Past that a totaled car was on display, a graphic image intended to discourage texting and driving. That’s a dangerous looking hobby.

Next I found a building with the largest working model train display I’d ever seen. Multiple trains ran on various tracks throughout this imaginary, miniature city. Great attention was given to detail from the power lines right down to the bell on the Taco Bell Restaurant. The illusion was grand indeed. I watched from behind the glass for a half hour while three guys on the inside monitored the train’s activity diligently for any sign of derailment I assume.

Meanwhile on the outside a single, 108 pound fella’ was supervising the double Ferris wheel which was hurling screaming teenagers through the air at Mach speeds the whole night long.

At the 4-H building I took in some amateur paintings and the like. I have to confess I wasn’t completely into the exhibits, but I’ve always had this secret fantasy of meeting the woman of my dreams in the art building at a fair. Of course I got stiffed again. Ironically as I was about to leave the building I could hear my favorite Styx song playing faintly in the background.

“You’re fooling yourself you don’t believe it.
You’re killing yourself you don’t believe it.”

Once I was outside again the volume increased about tenfold as I realized it wasn’t just a random radio playing someplace, there was actually a Styx concert in progress!

“Come on!
Get back on your feet,
You’re the one they can’t beat
and you know it!”  

From there I bought food and found a big, dark, tented area with about 50 remarkably clean tables lined up and no one else inside. I sat down alone way in the back freebasing a bag of deep-fried pickles while slurping a slushy and enjoying the concert.

“You renegade you had it made…”

“Mind if we join you?” came a voice eclipsing Tommy Shaw’s vocals from one of two shadowed figures approaching across the yard.

“No problem, have a seat,” I replied, gesturing toward the chairs across from me. “Pleasure to meet you,” I said introducing myself while shaking the extended hands of the Native American gentlemen.

“Styx fans?” I inquired.

“Yep!” they both replied enthusiastically.

“What’s your favorite song?” I added quickly, testing them.

“Mr. Roboto” one returned and we proceeded to hold a 15 minute classic rock conversation starting with Styx and ending with Pink Floyd.

“Nice meeting you,” I said when I finished eating, shaking hands again.

“You too,” they returned politely as we separated.

Just before leaving the area for fun I looked back and sang “Domo arigato Mr. Roboto” loudly in a horrible robot singing voice as the pair laughed out loud.

Down by the games I found the most entertaining thing at the fair, an insult clown perched atop a dunk tank.  His wit was quick and very edgy; antagonizing would be passersby into coughing up a dollar for three shots at soaking him and his big mouth.

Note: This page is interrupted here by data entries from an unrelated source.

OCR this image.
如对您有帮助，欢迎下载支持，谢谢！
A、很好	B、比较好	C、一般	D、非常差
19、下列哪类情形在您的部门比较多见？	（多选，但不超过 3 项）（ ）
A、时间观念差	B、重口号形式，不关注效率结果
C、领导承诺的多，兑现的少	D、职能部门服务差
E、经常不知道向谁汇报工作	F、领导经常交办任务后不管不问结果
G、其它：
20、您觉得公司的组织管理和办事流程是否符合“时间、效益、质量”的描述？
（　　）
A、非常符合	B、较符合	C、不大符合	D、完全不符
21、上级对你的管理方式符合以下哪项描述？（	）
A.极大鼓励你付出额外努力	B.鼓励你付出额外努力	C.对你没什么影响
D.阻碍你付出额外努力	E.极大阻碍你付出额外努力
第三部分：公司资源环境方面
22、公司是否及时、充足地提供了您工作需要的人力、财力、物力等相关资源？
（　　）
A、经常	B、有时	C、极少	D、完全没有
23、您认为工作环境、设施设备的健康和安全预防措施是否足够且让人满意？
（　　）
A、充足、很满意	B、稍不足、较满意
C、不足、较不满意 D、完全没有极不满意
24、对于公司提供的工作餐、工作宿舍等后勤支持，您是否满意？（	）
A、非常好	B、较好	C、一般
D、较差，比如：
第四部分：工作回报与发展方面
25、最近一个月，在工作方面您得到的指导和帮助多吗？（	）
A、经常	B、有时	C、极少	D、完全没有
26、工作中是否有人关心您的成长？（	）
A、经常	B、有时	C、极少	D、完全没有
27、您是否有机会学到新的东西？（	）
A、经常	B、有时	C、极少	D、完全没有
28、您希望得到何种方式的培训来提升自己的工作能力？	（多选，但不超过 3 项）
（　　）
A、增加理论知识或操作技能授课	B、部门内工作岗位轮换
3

Before I left a redneck with a beer garden attitude was giving bozo the death eye for calling him “pudgy” in front of his girlfriend. The good ol’ boy even tried mistakenly to match wits with him at one point, but only succeeded in looking more like a fool.

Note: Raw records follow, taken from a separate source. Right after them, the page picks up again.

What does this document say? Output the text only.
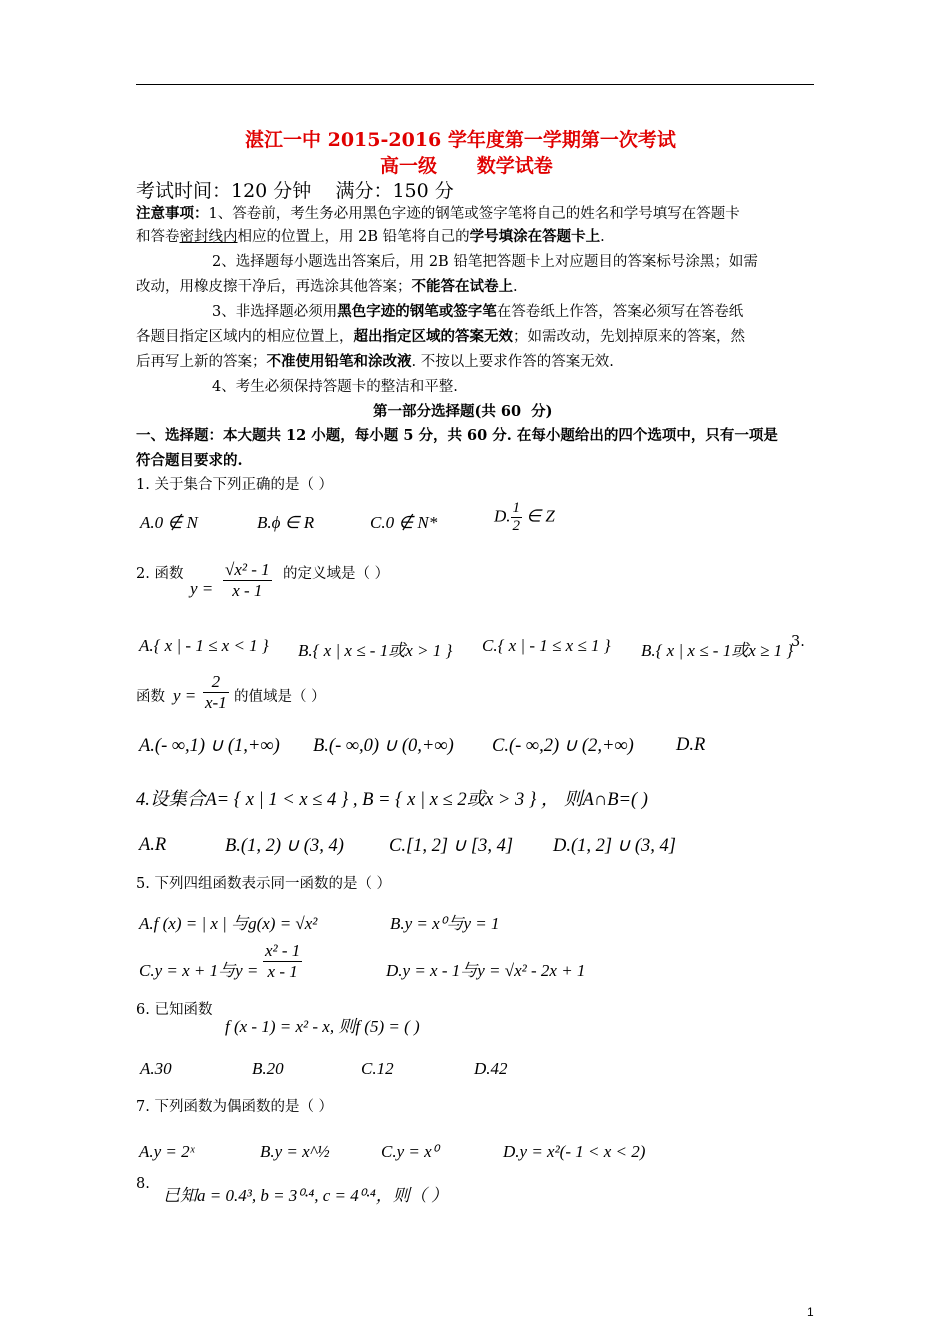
湛江一中 2015-2016 学年度第一学期第一次考试
高一级      数学试卷
考试时间：120 分钟    满分：150 分
注意事项：1、答卷前，考生务必用黑色字迹的钢笔或签字笔将自己的姓名和学号填写在答题卡
和答卷密封线内相应的位置上，用 2B 铅笔将自己的学号填涂在答题卡上.
2、选择题每小题选出答案后，用 2B 铅笔把答题卡上对应题目的答案标号涂黑；如需
改动，用橡皮擦干净后，再选涂其他答案；不能答在试卷上.
3、非选择题必须用黑色字迹的钢笔或签字笔在答卷纸上作答，答案必须写在答卷纸
各题目指定区域内的相应位置上，超出指定区域的答案无效；如需改动，先划掉原来的答案，然
后再写上新的答案；不准使用铅笔和涂改液. 不按以上要求作答的答案无效.
4、考生必须保持答题卡的整洁和平整.
第一部分选择题(共 60  分)
一、选择题：本大题共 12 小题，每小题 5 分，共 60 分. 在每小题给出的四个选项中，只有一项是
符合题目要求的.
1. 关于集合下列正确的是（ ）
A.0 ∉ N	B.ϕ ∈ R	C.0 ∉ N*	D. $\frac{1}{2}$ ∈ Z
2. 函数
$y = \frac{\text{√x² - 1}}{x - 1}$ 的定义域是（ ）
A.{ x | - 1 ≤ x < 1 } B.{ x | x ≤ - 1或x > 1 } C.{ x | - 1 ≤ x ≤ 1 } B.{ x | x ≤ - 1或x ≥ 1 }
3.
函数 $y = \frac{2}{x-1}$ 的值域是（ ）
A.(- ∞,1) ∪ (1,+∞) B.(- ∞,0) ∪ (0,+∞) C.(- ∞,2) ∪ (2,+∞) D.R
4.设集合A= { x | 1 < x ≤ 4 } , B = { x | x ≤ 2或x > 3 } ， 则A∩B=( )
A.R	B.(1, 2) ∪ (3, 4) C.[1, 2] ∪ [3, 4] D.(1, 2] ∪ (3, 4]
5. 下列四组函数表示同一函数的是（ ）
A.f (x) = | x | 与g(x) = √x²	B.y = x⁰与y = 1
C.y = x + 1与$y = \frac{\text{x² - 1}}{x - 1}$	D.y = x - 1与y = √x² - 2x + 1
6. 已知函数
f (x - 1) = x² - x, 则f (5) = ( )
A.30	B.20	C.12	D.42
7. 下列函数为偶函数的是（ ）
A.y = 2ˣ	B.y = x^½	C.y = x⁰	D.y = x²(- 1 < x < 2)
8.
已知a = 0.4³, b = 3⁰·⁴, c = 4⁰·⁴，则（ ）
1
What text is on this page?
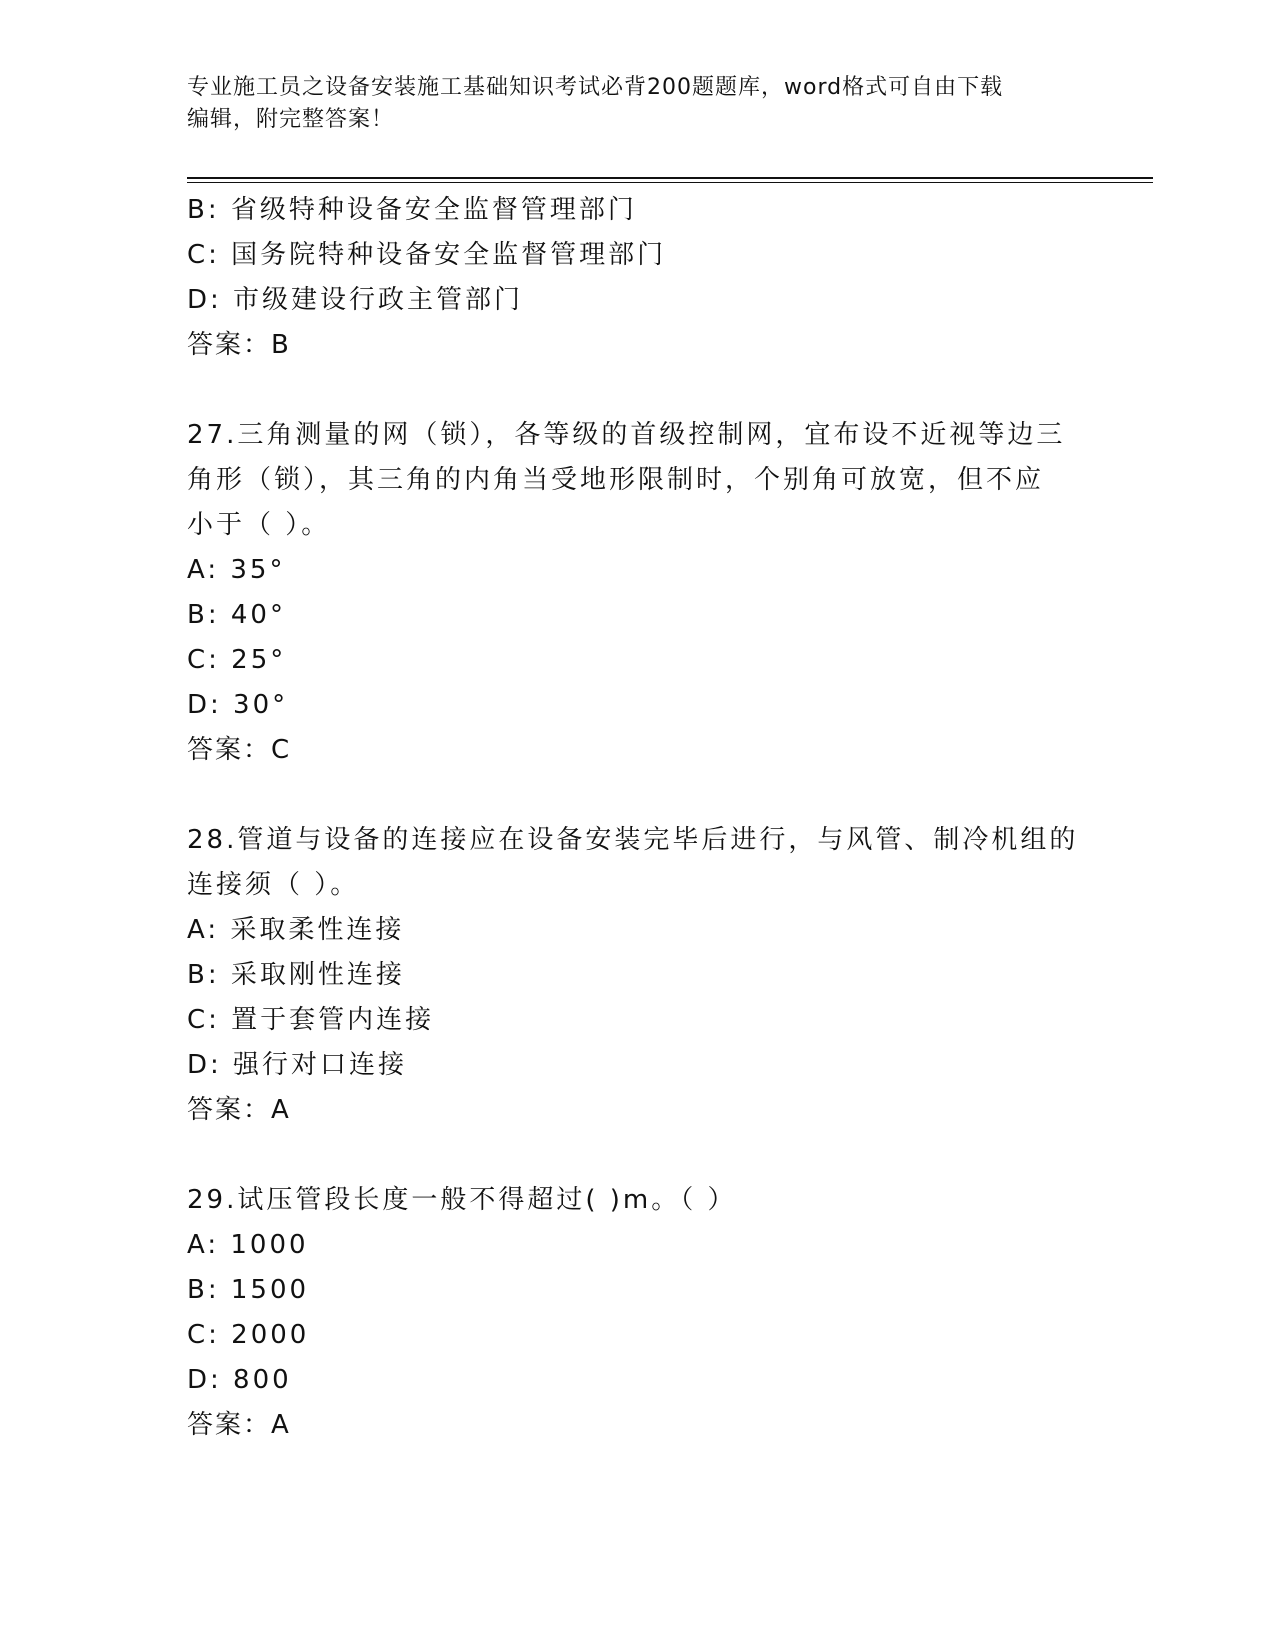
专业施工员之设备安装施工基础知识考试必背200题题库，word格式可自由下载
编辑，附完整答案！
B: 省级特种设备安全监督管理部门
C: 国务院特种设备安全监督管理部门
D: 市级建设行政主管部门
答案：B
27.三角测量的网（锁），各等级的首级控制网，宜布设不近视等边三
角形（锁），其三角的内角当受地形限制时，个别角可放宽，但不应
小于（ ）。
A: 35°
B: 40°
C: 25°
D: 30°
答案：C
28.管道与设备的连接应在设备安装完毕后进行，与风管、制冷机组的
连接须（ ）。
A: 采取柔性连接
B: 采取刚性连接
C: 置于套管内连接
D: 强行对口连接
答案：A
29.试压管段长度一般不得超过( )m。（ ）
A: 1000
B: 1500
C: 2000
D: 800
答案：A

I never did find miss perfect and by the end of the midway I would have settled for the company of anyone leaving the cow barn with a cute smile, but again there was nothing. So I saddled up the Raleigh, thanked the nice ladies at the gate and quickly exited the Sioux Falls Fair and entered that special place in my mind I can only get to when I’m alone, on a bike ride.

“Come sail away
Come sail away
Come sail away with me.”
Traffic Tip:  Riding with eye protection from bugs in September is more important safety equipment than a helmet as far as I’m concerned.